The argument is if this information was more openly available, all players in the supply chain would be able to act faster to spot and then address deforestation.
Such an open platform poses a couple of challenges. One is that map sharing is restricted in line with national regulations and guidance in both Malaysia and Indonesia. The second is, to be truly effective, all players in the supply chain need to agree on a single approach and data set, adopt the same platform and criteria, and agree to take shared responsibility for the data generated through the platform to determine whether those changes represent deforestation or not.
GAR, along with nine other major palm oil producers and buyers, are now collaborating to support and fund the development of a new, publicly available radar-based forest monitoring system known as Radar Alerts for Detecting Deforestation (RADD).
Developed by Wageningen University and Satelligence, and facilitated by World Resources Institute, the RADD system will use radar waves, to penetrate cloud cover and gather forest change information without being affected by clouds or sunlight.
RADD will be the first radar-based monitoring system of this scale to make deforestation alerts publicly available. Once complete, the alerts will be available on Global Forest Watch and Global Forest Watch Pro, and the methodology behind the alerts will be published.
Development will continue over the next two years, allowing partners in the project to test the system, and develop the necessary trust that the system will be used appropriately and positively to help drive change and sustainable practices on the ground.
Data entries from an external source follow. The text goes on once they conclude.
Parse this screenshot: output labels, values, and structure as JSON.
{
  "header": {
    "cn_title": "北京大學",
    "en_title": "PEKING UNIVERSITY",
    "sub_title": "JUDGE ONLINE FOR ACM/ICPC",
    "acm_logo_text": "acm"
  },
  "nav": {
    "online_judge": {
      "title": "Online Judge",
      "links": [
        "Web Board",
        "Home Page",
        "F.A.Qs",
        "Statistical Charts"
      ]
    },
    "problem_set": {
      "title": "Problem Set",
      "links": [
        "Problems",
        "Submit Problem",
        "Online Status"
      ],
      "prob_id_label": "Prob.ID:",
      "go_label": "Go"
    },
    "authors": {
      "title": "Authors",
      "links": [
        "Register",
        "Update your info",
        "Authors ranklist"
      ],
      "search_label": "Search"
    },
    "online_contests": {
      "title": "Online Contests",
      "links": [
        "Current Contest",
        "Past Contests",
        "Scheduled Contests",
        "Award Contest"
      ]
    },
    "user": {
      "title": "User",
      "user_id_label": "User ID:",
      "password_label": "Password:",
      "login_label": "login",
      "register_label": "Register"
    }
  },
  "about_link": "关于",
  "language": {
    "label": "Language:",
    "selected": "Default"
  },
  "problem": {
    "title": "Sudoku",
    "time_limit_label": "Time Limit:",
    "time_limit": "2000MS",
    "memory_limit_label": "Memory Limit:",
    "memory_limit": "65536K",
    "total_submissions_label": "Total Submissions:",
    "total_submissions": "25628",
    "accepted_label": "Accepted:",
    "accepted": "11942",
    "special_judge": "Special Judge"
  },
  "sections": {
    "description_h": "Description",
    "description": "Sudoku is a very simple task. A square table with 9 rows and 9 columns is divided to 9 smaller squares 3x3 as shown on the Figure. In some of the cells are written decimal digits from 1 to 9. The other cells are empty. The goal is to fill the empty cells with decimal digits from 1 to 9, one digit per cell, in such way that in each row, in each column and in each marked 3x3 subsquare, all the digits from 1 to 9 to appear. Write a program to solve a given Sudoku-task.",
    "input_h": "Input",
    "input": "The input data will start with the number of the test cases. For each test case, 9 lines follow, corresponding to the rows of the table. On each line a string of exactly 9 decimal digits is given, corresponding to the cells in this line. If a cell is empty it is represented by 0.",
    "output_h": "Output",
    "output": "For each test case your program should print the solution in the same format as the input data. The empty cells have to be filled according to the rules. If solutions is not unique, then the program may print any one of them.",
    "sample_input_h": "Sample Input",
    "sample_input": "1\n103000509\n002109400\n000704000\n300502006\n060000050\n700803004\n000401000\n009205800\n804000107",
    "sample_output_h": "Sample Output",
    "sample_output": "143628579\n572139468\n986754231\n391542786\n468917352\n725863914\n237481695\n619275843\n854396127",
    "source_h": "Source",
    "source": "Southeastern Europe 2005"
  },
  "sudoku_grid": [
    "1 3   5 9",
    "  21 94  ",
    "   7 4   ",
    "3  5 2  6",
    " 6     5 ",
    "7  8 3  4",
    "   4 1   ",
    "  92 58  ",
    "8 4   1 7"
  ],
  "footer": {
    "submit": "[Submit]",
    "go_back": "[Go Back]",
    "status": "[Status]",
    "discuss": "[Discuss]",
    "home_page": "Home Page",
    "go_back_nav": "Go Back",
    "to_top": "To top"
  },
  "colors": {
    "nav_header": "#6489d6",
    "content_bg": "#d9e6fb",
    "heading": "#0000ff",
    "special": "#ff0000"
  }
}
That timeline might further frustrate critics who think we should have gotten to this point sooner. I understand the frustration but choose to look more positively at the progress. After all, this is as much about changing cultures – moving from closed systems to open ones takes trust, and trust takes time to earn – as it is about stopping deforestation.
Landscape approach transformation takes time
Our partnerships with other companies and local governments on landscape projects in areas like Riau, Aceh, and West Kalimantan continued this year, but progress remains slow. Recently Justin Adams spoke on an Innovation Forum mini-podcast of the dilemma of needing to move fast while also moving together. This sums up the conundrum we face with the landscape approach.
While the coalition of public and private actors in a landscape-based approach is effective in solving problems that one party might not be able to tackle alone, the large number of different parties involved also means it takes time to get consensus and move things along.
The Siak Green District initiative in Riau this year, took six months to finalise and sign a Memorandum of Understanding (MoU) with the district head, to signify collective commitment to invest in and align sustainability implementation with the district’s plans for sustainable land use development.
Despite the time taken to get to this stage, we believe this approach will bring lasting transformation because more parties are now on the same page. And the opportunities for synergy go beyond conservation. The companies have agreed on other ambitious targets in, to name a few, NDPE compliant villages, smallholder sustainability, district-level palm oil traceability and social risk mitigation. In 2020, the partners should start reporting, as a coalition, on the impacts of these efforts.

Looking ahead
It is always easier to reflect on the failures, on what has not been done. This can be demoralising. And it risks us overlooking how much progress has been made, and the effort it has required, every day, to get here.
The palm oil sector is changing, those who once resisted that change are coming on board. Collectively we should remind ourselves that this progress matters. That in sustainability, as in life, the journey is the thing.